HDLMake v3.0 release candidate: call for beta testers
We have just published the new release candidate for HDLMake and we need some help to both ensure everything is OK and contribute to future development.
Version 3.0: a major HDLMake release milestone.¶
After a massive refactoring & upgrade process, we have just taped-out the brand-new HDLMake 3.0 release candidate. This version supersedes v2.2 as the future Master candidate, as it features some new features that were planned as critical for spreading the usage of the HDLMake tool.
We apologize about the unexpected delay for this year's release... but we have devoted a lot of time in polishing and getting the source code ready for both reaching a wider audience and allowing a friendly entry to potential new contributors.
These are some of the highlighted features for the new v3.0 Release:
- Updated HDL code parser and solver: the new release includes by default the usage of an embedded HDL code parser and solver to manage the synthesis and simulation process. We have tried to be as conservative as possible to not break (so much) projects based on older versions, but please report any issue you may find.
- Support for Python 3.x: the new release supports both Python2.7 and Python3.x deployments in a single source code branch, enabling an easier integration into newer O.S. distributions.
- Native support for Linux & Windows shells: The new release not only supports Linux shells as the previous ones, but features native support too for Windows shells such as the classic CMD promt or PowerShell.
- TCL based Makefiles: in order to streamline the process of supporting as many tools as possible in a hierarchical way, in a changing world and rapidly evolving world of FPGA technology and tool providers, we have adopted TCL as the common language layer used by the generated Makefiles.
- Optional Web-based graphical frontend: A new graphical frontend based on Node.JS has been developed so that HDLMake can be friendly controlled in both local and server based deployments.
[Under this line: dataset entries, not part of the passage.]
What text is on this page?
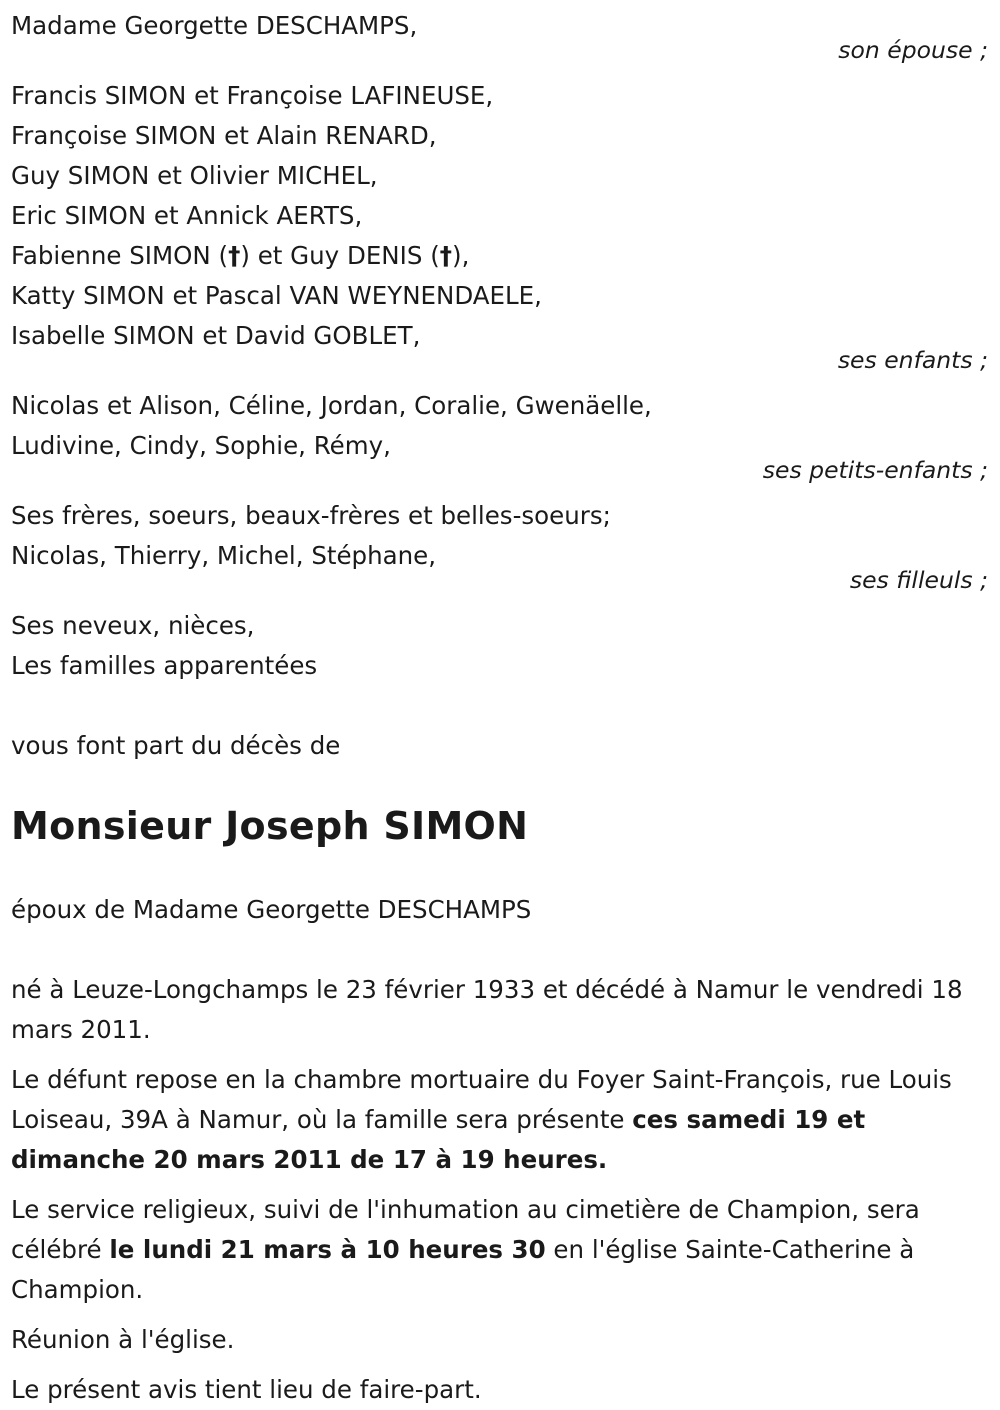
Madame Georgette DESCHAMPS,
son épouse ;
Francis SIMON et Françoise LAFINEUSE,
Françoise SIMON et Alain RENARD,
Guy SIMON et Olivier MICHEL,
Eric SIMON et Annick AERTS,
Fabienne SIMON (†) et Guy DENIS (†),
Katty SIMON et Pascal VAN WEYNENDAELE,
Isabelle SIMON et David GOBLET,
ses enfants ;
Nicolas et Alison, Céline, Jordan, Coralie, Gwenäelle,
Ludivine, Cindy, Sophie, Rémy,
ses petits-enfants ;
Ses frères, soeurs, beaux-frères et belles-soeurs;
Nicolas, Thierry, Michel, Stéphane,
ses filleuls ;
Ses neveux, nièces,
Les familles apparentées
vous font part du décès de
Monsieur Joseph SIMON
époux de Madame Georgette DESCHAMPS
né à Leuze-Longchamps le 23 février 1933 et décédé à Namur le vendredi 18 mars 2011.
Le défunt repose en la chambre mortuaire du Foyer Saint-François, rue Louis Loiseau, 39A à Namur, où la famille sera présente ces samedi 19 et dimanche 20 mars 2011 de 17 à 19 heures.
Le service religieux, suivi de l'inhumation au cimetière de Champion, sera célébré le lundi 21 mars à 10 heures 30 en l'église Sainte-Catherine à Champion.
Réunion à l'église.
Le présent avis tient lieu de faire-part.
- Yocto Project Integration: the HDLMake release candidate has been successfully integrated into Yocto Project based design-flows to build an entire binary runtime for SPEC based White Rabbit deployments, ranging from the embedded Linux O.S. Kernel, libraries and drivers to the several FPGA bitstreams that need to be synthesized for dynamic hardware reconfiguration.
Call for Contributors¶
We are very interested in spreading the adoption of the HDLMake tool in as many actual deployments as possible, so do not hesitate in sending an email to the official mailing list for public requests or contacting the HDLMake active project manager for confidential or commercial issues.
Version milestone & deadline¶
Starting from this announcement, we start a Quarantine period for the HDLMake v3.0 release after we will propose to promote this version as the new Master.
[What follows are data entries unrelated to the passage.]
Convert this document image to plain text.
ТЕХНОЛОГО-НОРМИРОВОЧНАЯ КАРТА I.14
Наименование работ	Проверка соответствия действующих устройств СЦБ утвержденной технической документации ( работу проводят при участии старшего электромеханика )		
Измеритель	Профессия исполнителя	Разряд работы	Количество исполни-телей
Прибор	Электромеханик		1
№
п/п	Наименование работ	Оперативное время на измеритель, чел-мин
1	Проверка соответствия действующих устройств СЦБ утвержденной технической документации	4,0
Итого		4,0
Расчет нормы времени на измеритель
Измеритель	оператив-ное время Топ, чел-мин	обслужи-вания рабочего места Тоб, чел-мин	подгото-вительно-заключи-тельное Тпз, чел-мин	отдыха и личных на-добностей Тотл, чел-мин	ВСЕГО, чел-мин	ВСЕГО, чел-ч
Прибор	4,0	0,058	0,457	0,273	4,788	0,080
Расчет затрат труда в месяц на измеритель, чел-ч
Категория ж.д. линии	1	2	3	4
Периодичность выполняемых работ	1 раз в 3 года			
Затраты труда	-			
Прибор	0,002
In this period, in order to foster a wider adoption of the tool, GL Research will provide commercial support for free (as a free beer) to those institutions and commercial companies interested in exploring HDLMake adoption and becoming potential contributors.
In addition, we will inherit and tackle the issues from version 2.2 reported as not yet solved by their respective issuers in this period. Please, check the current status for the issue when using this release and report it to the mailing list so that we can track it.
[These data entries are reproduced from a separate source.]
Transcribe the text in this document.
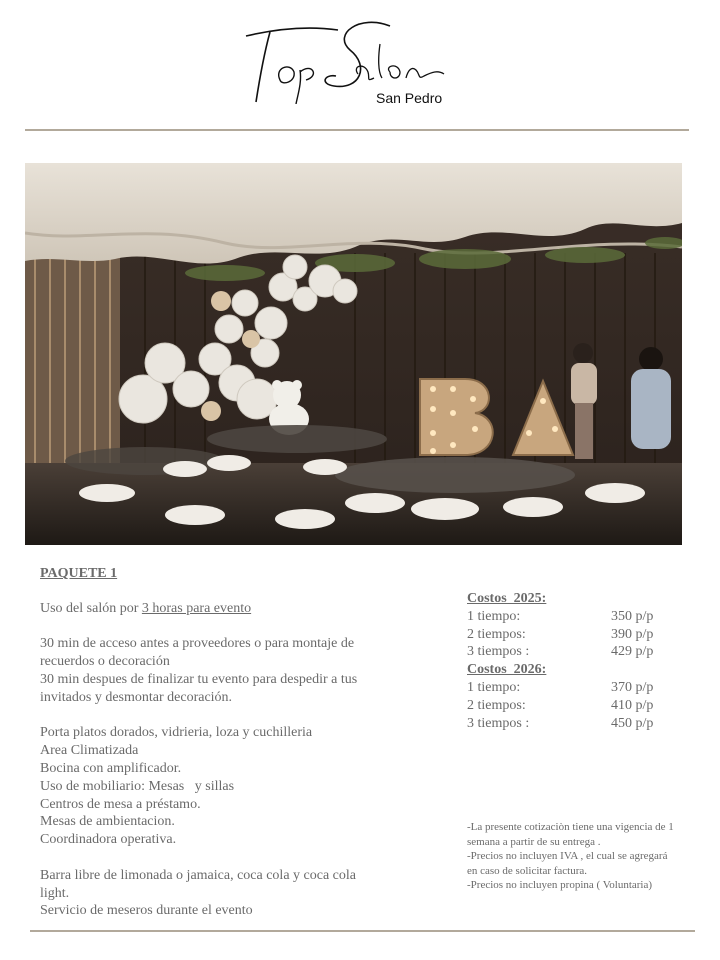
San Pedro
PAQUETE 1
Uso del salón por 3 horas para evento
30 min de acceso antes a proveedores o para montaje de
recuerdos o decoración
30 min despues de finalizar tu evento para despedir a tus
invitados y desmontar decoración.
Porta platos dorados, vidrieria, loza y cuchilleria
Area Climatizada
Bocina con amplificador.
Uso de mobiliario: Mesas   y sillas
Centros de mesa a préstamo.
Mesas de ambientacion.
Coordinadora operativa.
Barra libre de limonada o jamaica, coca cola y coca cola
light.
Servicio de meseros durante el evento
Costos  2025:
1 tiempo:	350 p/p
2 tiempos:	390 p/p
3 tiempos :	429 p/p
Costos  2026:
1 tiempo:	370 p/p
2 tiempos:	410 p/p
3 tiempos :	450 p/p
-La presente cotizaciòn tiene una vigencia de 1
semana a partir de su entrega .
-Precios no incluyen IVA , el cual se agregará
en caso de solicitar factura.
-Precios no incluyen propina ( Voluntaria)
For further information about opened issues to be tackled before the 3.0 publishing milestone, check the 3.0 version entry at OHR.
The documentation is included into the source code and written in Sphinx format. Please, report for any fix, typo or upgrade you want to be issued and solved before publishing as a stable release.
As a convenient resource, HDLMake relies on ReadTheDocs to host an updated version of the pre-built documentation for HDLMake v3.0 release candidate.
Git access to source code¶
You can find the HDLMake v3.0 release candidate source code by cloning the Git branch for release-3.0 and installing it as a common Python package on top of your favourite host machine Python deployment.